Field reports now coming in show effective use of materials produced here and by the field posts themselves. Wireless File materials were well received by both metropolitan and provincial papers as [Page 436]timely and effective and were widely printed, frequently without attribution to USIS. This was also true of the anti-communist cartoon prints and plastic plates. Through well-organized mailing lists the various pamphlets and posters were put into the hands of selected individuals and groups. Local radio outlets likewise were successfully brought into play. For example, the important CMQ network in Cuba early in June agreed to use all hard-hitting commentaries on Guatemala at peak listening hours, without USIS attribution. Selected films were redirected to key groups throughout the area, including films exposing communist activities in other countries clearly paralleling the Guatemalan situation.

III. Post-Crisis Period

At the present time, the information treatment of the Guatemalan problem has entered the phase of disseminating the documentation only now becoming available from within Guatemala, which confirms the communist nature of the Arbenz government and demonstrates the truth of the representations previously made by the United States. In this task, the Castillo Armas government can be expected to help by exposing the atrocities and the tactics of the previous administration. Since this is the first time a communist government has been overthrown, a full case history of “rise and fall” is available, pointedly useful on a sustained basis in arousing Latin America to the methods and dangers of communist penetration. This line is also being carried worldwide to offset the large measure of skepticism which characterizes public reaction to the Guatemalan situation.

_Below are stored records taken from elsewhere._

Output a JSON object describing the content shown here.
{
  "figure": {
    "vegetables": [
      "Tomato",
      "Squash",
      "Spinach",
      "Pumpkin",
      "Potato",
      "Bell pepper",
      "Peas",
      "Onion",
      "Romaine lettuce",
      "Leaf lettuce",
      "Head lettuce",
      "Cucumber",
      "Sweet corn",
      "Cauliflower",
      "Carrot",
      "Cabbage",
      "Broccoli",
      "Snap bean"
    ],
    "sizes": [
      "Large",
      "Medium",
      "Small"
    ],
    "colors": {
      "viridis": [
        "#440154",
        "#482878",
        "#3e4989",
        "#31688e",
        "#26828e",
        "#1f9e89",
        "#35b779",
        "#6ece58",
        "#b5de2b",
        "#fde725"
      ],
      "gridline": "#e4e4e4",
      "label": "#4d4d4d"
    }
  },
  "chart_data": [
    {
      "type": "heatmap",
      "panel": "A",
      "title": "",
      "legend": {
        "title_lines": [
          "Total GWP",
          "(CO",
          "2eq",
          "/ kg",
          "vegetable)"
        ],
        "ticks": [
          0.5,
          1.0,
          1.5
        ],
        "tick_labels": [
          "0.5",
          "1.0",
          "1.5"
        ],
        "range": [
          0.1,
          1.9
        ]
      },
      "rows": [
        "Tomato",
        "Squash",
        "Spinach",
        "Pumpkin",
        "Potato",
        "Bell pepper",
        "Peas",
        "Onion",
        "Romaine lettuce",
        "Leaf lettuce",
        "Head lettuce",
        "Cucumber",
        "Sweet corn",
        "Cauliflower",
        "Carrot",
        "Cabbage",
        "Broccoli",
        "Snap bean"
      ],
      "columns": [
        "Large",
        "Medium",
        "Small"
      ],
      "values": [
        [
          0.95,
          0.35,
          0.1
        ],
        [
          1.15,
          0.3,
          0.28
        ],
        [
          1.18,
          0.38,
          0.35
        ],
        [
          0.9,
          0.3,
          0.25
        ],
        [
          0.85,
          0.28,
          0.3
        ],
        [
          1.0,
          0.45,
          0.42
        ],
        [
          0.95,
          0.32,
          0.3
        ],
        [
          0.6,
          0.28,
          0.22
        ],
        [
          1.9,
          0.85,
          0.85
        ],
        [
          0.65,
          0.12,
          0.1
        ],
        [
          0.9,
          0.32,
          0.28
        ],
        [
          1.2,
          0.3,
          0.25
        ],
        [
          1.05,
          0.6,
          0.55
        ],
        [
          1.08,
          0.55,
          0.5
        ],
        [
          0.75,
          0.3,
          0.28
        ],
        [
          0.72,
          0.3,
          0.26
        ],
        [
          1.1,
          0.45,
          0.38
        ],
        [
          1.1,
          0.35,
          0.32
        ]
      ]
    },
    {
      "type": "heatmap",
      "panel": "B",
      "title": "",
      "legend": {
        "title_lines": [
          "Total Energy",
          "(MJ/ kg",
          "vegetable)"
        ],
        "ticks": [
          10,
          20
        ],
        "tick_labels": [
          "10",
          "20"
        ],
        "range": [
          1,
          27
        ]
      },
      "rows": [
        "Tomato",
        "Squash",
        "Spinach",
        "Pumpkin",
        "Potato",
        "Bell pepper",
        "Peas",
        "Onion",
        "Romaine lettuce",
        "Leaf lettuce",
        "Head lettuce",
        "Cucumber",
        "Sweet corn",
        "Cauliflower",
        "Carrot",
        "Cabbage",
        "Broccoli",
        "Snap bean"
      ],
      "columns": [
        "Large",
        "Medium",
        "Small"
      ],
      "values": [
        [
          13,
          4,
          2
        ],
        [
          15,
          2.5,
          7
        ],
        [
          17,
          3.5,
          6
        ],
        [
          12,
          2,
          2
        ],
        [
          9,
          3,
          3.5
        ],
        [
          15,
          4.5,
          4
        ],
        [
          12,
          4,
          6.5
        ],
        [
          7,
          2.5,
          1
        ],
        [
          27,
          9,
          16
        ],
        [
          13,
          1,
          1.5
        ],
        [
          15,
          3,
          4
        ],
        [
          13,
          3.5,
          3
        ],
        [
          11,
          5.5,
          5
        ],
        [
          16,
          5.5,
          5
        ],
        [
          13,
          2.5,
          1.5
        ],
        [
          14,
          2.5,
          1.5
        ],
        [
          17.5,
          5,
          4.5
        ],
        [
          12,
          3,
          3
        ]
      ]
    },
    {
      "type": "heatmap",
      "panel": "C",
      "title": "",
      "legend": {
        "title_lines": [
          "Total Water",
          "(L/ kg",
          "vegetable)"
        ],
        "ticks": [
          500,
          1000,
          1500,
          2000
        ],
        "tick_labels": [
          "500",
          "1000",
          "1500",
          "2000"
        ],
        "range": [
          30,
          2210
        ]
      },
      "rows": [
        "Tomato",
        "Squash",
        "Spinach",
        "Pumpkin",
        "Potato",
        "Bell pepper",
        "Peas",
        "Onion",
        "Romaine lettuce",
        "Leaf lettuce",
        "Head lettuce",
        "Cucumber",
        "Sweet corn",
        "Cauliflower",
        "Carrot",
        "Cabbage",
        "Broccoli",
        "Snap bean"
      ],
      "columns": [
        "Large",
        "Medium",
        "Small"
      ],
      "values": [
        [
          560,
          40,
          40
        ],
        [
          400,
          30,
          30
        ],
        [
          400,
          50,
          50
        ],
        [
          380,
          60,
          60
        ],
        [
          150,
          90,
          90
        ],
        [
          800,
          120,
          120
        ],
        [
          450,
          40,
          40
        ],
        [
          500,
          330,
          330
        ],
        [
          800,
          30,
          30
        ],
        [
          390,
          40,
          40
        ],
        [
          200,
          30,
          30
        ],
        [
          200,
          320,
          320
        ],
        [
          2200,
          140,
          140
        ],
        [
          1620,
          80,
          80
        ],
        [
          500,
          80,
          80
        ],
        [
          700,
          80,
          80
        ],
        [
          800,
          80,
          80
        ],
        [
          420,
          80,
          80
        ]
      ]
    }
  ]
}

As part of the basic job of getting verified facts on communist penetration in Guatemala, the Agency detailed two cameramen to Guatemala as soon as it was possible to enter the country. A considerable quantity of sound film documenting communist atrocities is already on hand. Together with other film materials this footage will be developed into two permanent film records on communism in Guatemala, one short subject for immediate theatrical release worldwide and one longer subject for continuing use. A similar effort is being made with regard to still photos and recorded interviews. These and other efforts are in addition to publicizing official statements or reports as they become available for public use.

The Agency will continue to give high priority to Guatemala during what undoubtedly will be a long period of rehabilitation. A long-range effort of re-orientation seems indicated, at government levels and particularly in the interior areas where land has been distributed and doubts about the future persist. The Agency desires to play its part in a coordinated multi-Agency effort and has informally exchanged views [Page 437]with the Department of State on the type and size of resources that might be employed.

In addition to efforts within Guatemala, there is urgent need for a marked step-up in the information program for the hemisphere, for the two-fold purpose of aggressively exposing communist penetration and bolstering democratic forces. As in efforts directed toward Guatemala, this should be part of a multi-Agency plan of action, bringing to bear on the hemisphere greater attention and larger resources than the U.S. government has given it in the years since the war.

  1. Source: Central Intelligence Agency, Executive Registry, Job 80–R01731R, Box 30, Folder 1011. Secret. The report was submitted to the Operations Coordinating Board on August 2 at the request of USIA’s Acting Director, according to an attached cover memorandum.